Los Angeles (AFP)

Toothbrushes, toys, medicines, clothes and handwritten letters. From 2003 to 2014, Tom Kiefer, cleaning up a border post between the United States and Mexico, picked up and photographed the objects confiscated from migrants seeking a better life.

The result is condensed in "The American Dream", a series of photographs exhibited at the Los Angeles Skirball Cultural Center until March.

From a certain distance, many of his works resemble abstract art: modern, lively, colorful. But take a closer look and you will see the dozens of syringes, pills, multicolored and multifaceted mobile phones carefully arranged on canvas.

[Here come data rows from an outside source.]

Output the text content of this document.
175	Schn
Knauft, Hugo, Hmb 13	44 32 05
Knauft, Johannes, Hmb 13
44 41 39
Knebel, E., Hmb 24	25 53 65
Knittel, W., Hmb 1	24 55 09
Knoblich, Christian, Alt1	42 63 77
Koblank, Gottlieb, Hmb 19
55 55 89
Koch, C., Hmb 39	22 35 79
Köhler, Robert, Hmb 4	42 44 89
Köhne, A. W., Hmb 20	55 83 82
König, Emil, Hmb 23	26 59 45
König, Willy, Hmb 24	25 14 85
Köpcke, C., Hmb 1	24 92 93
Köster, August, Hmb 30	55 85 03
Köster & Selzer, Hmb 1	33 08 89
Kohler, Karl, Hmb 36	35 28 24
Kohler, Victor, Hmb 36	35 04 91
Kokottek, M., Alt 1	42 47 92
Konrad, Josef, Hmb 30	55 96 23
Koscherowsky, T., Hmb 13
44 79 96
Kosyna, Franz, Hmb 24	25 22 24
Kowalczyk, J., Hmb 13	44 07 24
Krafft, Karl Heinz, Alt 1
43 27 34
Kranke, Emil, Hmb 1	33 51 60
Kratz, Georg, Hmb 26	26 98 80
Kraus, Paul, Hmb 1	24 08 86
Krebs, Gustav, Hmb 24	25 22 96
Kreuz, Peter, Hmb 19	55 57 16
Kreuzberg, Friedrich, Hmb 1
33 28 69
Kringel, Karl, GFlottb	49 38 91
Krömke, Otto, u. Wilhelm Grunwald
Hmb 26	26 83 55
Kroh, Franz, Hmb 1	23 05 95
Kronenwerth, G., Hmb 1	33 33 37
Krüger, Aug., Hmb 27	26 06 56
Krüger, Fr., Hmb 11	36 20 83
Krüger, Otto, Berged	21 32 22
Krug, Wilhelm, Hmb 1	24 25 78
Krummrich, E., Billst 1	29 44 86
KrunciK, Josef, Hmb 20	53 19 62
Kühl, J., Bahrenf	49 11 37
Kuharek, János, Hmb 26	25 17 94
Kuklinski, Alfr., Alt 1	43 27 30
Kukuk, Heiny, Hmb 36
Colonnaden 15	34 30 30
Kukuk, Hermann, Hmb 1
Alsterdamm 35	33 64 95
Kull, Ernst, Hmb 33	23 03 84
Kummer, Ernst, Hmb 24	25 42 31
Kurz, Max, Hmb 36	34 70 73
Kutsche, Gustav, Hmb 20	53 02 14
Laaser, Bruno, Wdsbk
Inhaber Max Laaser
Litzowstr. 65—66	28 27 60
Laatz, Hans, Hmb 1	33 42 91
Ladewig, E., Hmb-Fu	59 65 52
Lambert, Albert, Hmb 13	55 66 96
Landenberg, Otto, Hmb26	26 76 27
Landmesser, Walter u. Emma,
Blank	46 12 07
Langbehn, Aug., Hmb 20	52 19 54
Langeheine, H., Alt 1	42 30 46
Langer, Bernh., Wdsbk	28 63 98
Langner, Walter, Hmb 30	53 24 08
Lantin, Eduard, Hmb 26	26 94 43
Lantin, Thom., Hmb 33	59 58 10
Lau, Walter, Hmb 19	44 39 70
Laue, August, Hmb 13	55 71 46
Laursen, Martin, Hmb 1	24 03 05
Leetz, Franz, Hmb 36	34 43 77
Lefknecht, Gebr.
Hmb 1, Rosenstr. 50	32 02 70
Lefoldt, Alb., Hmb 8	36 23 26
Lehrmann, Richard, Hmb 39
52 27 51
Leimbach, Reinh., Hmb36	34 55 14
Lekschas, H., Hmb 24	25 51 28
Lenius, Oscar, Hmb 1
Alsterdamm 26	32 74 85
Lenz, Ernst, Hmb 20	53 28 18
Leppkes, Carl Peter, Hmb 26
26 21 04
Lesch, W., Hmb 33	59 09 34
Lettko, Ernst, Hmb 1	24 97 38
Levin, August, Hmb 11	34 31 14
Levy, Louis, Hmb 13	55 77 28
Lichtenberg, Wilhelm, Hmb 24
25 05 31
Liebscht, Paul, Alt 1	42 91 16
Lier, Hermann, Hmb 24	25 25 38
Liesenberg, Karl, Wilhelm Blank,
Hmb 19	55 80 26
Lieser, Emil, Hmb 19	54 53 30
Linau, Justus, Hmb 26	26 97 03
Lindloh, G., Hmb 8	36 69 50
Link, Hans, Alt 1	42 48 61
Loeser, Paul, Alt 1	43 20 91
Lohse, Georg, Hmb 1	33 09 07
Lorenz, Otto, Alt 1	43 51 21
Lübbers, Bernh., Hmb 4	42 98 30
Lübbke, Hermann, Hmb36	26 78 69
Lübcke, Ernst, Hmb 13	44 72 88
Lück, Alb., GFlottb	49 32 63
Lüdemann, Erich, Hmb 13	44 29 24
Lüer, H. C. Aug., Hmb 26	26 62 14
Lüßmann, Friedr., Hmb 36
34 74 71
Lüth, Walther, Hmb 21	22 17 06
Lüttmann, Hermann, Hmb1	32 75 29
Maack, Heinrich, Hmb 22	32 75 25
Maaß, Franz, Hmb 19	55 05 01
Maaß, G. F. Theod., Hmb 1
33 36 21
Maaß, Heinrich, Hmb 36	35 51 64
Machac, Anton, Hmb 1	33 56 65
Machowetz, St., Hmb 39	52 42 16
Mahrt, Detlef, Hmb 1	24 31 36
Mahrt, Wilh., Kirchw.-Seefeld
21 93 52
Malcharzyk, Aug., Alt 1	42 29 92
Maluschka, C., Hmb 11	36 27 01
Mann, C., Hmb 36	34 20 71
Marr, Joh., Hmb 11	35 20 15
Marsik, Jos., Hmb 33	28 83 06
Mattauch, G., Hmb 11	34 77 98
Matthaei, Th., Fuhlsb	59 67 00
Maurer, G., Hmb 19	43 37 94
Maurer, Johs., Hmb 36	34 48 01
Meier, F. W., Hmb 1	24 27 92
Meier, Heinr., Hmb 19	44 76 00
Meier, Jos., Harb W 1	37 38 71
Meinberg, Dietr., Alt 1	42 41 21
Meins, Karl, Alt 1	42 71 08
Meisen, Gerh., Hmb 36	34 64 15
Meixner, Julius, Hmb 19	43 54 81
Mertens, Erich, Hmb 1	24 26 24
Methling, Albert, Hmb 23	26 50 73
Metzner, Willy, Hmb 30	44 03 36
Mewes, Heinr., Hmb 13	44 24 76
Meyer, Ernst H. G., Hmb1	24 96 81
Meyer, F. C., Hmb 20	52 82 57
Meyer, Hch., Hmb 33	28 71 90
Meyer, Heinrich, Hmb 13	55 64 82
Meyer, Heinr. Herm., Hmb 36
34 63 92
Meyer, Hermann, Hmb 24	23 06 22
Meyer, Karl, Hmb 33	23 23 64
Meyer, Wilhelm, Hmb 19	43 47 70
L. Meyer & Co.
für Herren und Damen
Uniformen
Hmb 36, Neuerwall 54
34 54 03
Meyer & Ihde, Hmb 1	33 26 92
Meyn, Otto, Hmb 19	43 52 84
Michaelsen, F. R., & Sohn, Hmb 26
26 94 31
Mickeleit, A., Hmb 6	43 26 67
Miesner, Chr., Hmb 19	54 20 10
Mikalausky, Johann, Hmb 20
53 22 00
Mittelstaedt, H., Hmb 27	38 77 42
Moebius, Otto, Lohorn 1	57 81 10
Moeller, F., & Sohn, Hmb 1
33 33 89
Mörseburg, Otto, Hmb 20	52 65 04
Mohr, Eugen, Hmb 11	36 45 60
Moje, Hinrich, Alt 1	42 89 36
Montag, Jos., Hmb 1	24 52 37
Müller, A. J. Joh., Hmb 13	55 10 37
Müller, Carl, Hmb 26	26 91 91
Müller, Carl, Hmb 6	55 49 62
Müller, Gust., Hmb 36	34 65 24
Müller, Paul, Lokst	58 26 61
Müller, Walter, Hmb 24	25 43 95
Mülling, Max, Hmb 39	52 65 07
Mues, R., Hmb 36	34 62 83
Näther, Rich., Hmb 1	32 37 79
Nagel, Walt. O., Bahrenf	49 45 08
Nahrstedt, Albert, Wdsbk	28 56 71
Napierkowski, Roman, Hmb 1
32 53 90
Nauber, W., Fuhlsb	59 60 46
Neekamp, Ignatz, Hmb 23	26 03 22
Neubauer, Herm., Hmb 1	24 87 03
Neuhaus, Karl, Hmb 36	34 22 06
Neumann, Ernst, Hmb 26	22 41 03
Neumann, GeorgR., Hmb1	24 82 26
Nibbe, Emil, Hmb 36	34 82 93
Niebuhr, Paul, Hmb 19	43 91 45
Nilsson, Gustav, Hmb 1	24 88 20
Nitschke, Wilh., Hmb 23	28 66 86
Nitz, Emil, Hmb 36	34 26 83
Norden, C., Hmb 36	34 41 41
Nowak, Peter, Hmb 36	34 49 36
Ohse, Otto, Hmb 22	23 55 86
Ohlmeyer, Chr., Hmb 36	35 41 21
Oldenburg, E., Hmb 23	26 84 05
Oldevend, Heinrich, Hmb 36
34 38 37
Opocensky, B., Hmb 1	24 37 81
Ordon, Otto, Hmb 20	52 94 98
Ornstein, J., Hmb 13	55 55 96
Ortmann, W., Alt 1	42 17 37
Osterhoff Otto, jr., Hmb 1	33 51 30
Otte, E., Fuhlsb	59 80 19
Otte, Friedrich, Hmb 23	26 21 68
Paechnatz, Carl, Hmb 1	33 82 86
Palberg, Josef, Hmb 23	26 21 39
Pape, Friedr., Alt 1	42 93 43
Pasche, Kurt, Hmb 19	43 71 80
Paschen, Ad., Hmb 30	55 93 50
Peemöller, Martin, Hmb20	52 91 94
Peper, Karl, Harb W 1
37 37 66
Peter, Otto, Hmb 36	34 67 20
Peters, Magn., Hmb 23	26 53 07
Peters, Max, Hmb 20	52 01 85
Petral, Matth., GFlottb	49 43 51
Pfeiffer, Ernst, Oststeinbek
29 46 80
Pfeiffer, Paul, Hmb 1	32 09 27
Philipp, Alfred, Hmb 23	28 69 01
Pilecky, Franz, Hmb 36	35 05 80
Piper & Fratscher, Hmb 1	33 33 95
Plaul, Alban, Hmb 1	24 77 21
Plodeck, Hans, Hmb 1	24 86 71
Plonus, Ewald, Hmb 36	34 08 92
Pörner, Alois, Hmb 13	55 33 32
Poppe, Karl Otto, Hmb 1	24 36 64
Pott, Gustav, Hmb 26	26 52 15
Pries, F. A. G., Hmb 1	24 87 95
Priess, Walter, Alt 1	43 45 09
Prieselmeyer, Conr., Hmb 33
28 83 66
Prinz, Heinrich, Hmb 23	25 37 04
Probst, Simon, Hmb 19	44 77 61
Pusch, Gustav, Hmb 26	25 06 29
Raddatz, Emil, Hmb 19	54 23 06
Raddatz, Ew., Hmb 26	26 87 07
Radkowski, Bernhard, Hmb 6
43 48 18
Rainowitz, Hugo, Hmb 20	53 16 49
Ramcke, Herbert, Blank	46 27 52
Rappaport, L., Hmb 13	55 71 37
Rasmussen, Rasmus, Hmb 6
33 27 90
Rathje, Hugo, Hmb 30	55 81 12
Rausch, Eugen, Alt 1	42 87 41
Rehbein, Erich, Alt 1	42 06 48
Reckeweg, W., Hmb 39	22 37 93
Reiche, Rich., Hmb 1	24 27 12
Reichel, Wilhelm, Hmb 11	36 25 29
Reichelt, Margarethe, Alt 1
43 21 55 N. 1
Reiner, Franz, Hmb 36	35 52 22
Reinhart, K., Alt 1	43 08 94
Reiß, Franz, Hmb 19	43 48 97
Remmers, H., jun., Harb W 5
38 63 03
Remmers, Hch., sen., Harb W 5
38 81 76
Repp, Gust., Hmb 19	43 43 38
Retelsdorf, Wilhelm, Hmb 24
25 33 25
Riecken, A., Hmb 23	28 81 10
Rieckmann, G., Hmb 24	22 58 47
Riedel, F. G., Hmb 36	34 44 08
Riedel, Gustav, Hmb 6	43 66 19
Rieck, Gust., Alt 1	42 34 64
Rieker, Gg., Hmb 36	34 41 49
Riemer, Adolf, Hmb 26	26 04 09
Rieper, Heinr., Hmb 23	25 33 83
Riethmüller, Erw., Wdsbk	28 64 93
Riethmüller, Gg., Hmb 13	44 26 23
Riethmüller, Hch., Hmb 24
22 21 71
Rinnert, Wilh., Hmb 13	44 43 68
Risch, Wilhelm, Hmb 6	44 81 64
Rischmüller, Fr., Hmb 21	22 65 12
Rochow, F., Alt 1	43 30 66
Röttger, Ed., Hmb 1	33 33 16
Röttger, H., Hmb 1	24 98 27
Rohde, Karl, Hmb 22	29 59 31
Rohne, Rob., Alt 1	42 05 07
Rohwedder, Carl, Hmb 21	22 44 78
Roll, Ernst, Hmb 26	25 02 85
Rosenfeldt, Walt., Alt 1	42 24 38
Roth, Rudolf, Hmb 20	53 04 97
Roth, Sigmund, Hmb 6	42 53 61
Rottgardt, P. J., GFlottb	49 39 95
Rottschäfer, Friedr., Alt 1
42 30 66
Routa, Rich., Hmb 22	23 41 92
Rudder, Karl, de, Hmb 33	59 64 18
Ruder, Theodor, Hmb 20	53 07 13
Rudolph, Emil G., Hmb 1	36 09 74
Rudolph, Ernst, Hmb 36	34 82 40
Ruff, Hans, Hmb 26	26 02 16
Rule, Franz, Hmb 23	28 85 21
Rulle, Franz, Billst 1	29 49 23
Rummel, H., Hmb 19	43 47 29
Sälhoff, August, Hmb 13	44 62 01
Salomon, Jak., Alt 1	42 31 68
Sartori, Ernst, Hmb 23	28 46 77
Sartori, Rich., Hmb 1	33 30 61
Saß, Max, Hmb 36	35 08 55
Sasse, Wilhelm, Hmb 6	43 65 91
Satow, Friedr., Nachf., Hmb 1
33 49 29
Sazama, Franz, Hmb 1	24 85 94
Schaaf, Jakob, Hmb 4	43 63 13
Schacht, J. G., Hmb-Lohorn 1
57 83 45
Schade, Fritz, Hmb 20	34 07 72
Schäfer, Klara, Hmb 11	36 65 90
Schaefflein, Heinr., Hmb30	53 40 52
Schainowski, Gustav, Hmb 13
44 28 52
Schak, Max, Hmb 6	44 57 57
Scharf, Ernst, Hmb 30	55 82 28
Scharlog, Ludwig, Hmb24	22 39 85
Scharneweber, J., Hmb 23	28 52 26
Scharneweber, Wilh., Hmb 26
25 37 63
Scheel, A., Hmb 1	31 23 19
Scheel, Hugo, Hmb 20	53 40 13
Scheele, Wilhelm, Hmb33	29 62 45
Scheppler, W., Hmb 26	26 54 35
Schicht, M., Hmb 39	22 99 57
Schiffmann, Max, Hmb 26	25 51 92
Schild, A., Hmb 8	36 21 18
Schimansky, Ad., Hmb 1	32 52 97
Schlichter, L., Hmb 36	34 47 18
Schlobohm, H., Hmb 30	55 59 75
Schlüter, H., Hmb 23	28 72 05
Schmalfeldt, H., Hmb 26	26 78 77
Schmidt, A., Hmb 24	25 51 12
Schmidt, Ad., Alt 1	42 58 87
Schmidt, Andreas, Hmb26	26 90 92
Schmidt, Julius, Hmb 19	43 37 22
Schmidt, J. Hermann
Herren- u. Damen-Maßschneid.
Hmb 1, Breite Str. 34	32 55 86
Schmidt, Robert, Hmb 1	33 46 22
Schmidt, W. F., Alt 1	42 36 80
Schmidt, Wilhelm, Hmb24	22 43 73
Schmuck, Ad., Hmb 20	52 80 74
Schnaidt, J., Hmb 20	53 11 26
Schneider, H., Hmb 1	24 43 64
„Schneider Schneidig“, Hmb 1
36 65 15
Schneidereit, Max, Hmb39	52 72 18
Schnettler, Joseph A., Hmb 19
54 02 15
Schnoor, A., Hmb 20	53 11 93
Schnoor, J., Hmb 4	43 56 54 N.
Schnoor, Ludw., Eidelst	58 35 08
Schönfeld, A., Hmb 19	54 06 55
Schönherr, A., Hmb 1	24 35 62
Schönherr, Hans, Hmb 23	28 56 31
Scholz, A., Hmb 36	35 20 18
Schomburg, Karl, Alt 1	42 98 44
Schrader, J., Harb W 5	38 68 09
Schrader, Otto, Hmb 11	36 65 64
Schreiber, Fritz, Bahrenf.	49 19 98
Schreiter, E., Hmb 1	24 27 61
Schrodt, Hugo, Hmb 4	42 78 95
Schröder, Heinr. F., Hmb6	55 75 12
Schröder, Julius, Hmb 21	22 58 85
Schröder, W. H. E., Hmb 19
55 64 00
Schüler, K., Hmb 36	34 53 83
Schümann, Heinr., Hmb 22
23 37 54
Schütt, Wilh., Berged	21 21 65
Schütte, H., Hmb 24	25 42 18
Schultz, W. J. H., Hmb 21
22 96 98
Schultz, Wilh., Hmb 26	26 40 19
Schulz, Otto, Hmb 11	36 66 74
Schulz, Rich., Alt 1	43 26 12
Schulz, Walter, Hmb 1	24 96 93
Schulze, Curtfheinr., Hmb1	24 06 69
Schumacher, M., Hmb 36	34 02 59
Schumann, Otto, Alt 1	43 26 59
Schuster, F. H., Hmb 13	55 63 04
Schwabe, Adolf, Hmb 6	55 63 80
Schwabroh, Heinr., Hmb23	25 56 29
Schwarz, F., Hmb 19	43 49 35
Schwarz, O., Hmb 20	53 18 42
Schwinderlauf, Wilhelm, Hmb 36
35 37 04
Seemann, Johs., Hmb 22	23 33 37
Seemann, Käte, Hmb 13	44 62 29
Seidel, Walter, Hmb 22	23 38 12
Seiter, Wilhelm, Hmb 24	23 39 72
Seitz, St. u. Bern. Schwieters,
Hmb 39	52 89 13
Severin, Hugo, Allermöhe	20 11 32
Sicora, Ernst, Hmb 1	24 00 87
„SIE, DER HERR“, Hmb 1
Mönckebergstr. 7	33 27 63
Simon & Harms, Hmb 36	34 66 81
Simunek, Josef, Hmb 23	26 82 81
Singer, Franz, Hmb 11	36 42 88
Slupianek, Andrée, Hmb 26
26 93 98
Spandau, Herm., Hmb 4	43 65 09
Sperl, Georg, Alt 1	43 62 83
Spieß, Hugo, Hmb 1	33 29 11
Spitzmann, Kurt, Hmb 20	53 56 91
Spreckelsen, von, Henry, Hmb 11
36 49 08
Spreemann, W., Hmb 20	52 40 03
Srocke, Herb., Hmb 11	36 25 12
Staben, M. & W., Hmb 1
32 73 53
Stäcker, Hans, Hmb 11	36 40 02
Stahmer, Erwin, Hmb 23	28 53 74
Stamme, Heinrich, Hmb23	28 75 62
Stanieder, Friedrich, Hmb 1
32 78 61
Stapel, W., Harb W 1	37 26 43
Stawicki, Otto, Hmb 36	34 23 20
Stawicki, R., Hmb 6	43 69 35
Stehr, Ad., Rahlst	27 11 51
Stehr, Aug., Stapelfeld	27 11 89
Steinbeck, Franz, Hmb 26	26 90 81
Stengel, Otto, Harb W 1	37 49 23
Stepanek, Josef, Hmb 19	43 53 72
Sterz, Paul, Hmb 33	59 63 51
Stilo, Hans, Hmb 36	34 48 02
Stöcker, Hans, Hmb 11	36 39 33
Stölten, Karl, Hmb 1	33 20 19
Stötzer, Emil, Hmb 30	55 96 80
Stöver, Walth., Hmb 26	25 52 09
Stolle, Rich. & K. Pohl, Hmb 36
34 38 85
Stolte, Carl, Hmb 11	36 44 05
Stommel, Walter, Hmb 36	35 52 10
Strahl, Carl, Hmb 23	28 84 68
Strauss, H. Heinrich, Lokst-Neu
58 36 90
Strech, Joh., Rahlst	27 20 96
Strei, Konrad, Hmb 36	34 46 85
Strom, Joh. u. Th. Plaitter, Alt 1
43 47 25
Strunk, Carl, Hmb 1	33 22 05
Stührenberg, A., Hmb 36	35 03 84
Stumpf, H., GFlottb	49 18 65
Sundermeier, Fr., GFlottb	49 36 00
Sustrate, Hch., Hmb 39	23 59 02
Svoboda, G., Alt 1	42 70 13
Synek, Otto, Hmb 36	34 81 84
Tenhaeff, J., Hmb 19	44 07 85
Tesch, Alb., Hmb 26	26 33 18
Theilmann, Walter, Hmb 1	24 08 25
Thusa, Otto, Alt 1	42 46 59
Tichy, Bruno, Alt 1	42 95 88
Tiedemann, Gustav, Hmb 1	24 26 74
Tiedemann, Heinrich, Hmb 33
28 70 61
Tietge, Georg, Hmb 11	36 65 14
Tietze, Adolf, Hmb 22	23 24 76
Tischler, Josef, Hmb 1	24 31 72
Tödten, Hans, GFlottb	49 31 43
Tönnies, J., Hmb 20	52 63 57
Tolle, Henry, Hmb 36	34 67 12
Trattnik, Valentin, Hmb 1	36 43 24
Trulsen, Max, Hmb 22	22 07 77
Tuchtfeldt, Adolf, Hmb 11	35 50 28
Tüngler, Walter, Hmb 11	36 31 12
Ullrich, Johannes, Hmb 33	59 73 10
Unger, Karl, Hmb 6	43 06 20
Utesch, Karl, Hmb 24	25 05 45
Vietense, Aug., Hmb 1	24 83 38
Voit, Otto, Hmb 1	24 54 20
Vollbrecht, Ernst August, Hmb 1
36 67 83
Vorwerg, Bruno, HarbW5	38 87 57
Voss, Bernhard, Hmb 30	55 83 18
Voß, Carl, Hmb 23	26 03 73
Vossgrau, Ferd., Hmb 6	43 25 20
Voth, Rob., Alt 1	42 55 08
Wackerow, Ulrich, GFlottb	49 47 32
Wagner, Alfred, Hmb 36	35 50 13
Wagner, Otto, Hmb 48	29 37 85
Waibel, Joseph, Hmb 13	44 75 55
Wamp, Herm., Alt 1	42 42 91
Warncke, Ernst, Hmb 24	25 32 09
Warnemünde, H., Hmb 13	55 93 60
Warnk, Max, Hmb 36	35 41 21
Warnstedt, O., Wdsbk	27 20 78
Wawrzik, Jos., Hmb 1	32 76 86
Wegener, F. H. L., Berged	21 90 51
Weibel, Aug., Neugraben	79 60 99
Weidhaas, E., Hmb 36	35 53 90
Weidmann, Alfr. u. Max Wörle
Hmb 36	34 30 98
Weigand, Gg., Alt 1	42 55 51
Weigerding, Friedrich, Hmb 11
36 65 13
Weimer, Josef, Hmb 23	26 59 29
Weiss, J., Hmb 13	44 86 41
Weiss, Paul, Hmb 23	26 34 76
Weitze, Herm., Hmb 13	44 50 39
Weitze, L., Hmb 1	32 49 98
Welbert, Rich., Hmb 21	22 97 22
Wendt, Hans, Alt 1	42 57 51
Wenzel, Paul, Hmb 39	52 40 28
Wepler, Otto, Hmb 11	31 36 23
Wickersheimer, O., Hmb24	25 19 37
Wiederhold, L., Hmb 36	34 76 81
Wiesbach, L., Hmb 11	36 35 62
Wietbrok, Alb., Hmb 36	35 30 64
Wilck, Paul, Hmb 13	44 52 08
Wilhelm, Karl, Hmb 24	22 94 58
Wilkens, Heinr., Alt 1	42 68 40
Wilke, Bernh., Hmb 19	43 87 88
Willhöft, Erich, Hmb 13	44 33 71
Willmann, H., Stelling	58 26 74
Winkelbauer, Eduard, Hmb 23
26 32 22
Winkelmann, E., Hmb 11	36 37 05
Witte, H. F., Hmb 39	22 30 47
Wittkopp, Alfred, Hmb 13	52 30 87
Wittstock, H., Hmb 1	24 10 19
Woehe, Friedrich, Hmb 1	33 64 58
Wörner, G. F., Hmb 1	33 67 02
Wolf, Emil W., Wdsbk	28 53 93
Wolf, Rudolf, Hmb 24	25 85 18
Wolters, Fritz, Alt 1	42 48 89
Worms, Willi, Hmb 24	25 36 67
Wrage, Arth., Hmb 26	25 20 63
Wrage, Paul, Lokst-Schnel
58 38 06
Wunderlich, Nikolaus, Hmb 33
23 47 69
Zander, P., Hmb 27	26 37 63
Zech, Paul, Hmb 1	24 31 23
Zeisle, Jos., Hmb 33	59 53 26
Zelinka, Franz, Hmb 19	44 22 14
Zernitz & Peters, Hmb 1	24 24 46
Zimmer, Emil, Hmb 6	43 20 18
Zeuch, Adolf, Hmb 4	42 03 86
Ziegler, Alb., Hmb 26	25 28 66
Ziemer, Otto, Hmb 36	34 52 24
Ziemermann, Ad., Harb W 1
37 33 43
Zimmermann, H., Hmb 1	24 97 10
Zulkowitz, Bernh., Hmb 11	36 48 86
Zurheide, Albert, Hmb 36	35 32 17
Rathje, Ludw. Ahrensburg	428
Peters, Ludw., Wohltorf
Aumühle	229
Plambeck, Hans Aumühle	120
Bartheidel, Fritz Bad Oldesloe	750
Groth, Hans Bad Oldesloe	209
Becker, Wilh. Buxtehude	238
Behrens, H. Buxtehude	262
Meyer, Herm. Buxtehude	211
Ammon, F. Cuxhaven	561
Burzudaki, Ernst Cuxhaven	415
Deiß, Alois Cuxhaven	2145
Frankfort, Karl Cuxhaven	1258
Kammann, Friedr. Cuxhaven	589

"We left our clothes, combs, wallets, phone numbers, without knowing whether or not we were going to come back," recalls Dominga Rodriguez, 48-year-old Mexican, who came to see the exhibition.

Nearly 30 years ago, it crossed the desert of the state of Oaxaca, on the way to the United States.

"It's moving, because I came the same way," she says, her throat tied.

Each year, hundreds of thousands of illegal migrants are apprehended, detained and separated from their personal effects during their crossing from Mexico to the United States.

"One of the things that these photographs remind us of is that even the smallest injustices can be the starting point for something completely inhuman," said Laura Mart, curator of the museum.

"It may seem trivial to confiscate someone's shoelaces, or their toothbrush," she said. "But when you start doing that, you accept treating people that way and before you know it, you get things like separating children from their parents."

Families have been separated at the border due to a "zero tolerance" policy advocated by the government of Donald Trump, to discourage migrants arriving from Mexico. And the fight against immigration is a key subject in the campaign of the American president for his re-election.

Laura Mart points to a photograph of plastic ducks, some stained with mud, a sentimental work but with a pragmatic role.

"The plastic ducks were used to mark the way," she explains. "This way the groups of migrants could successfully navigate amidst cacti and undergrowth."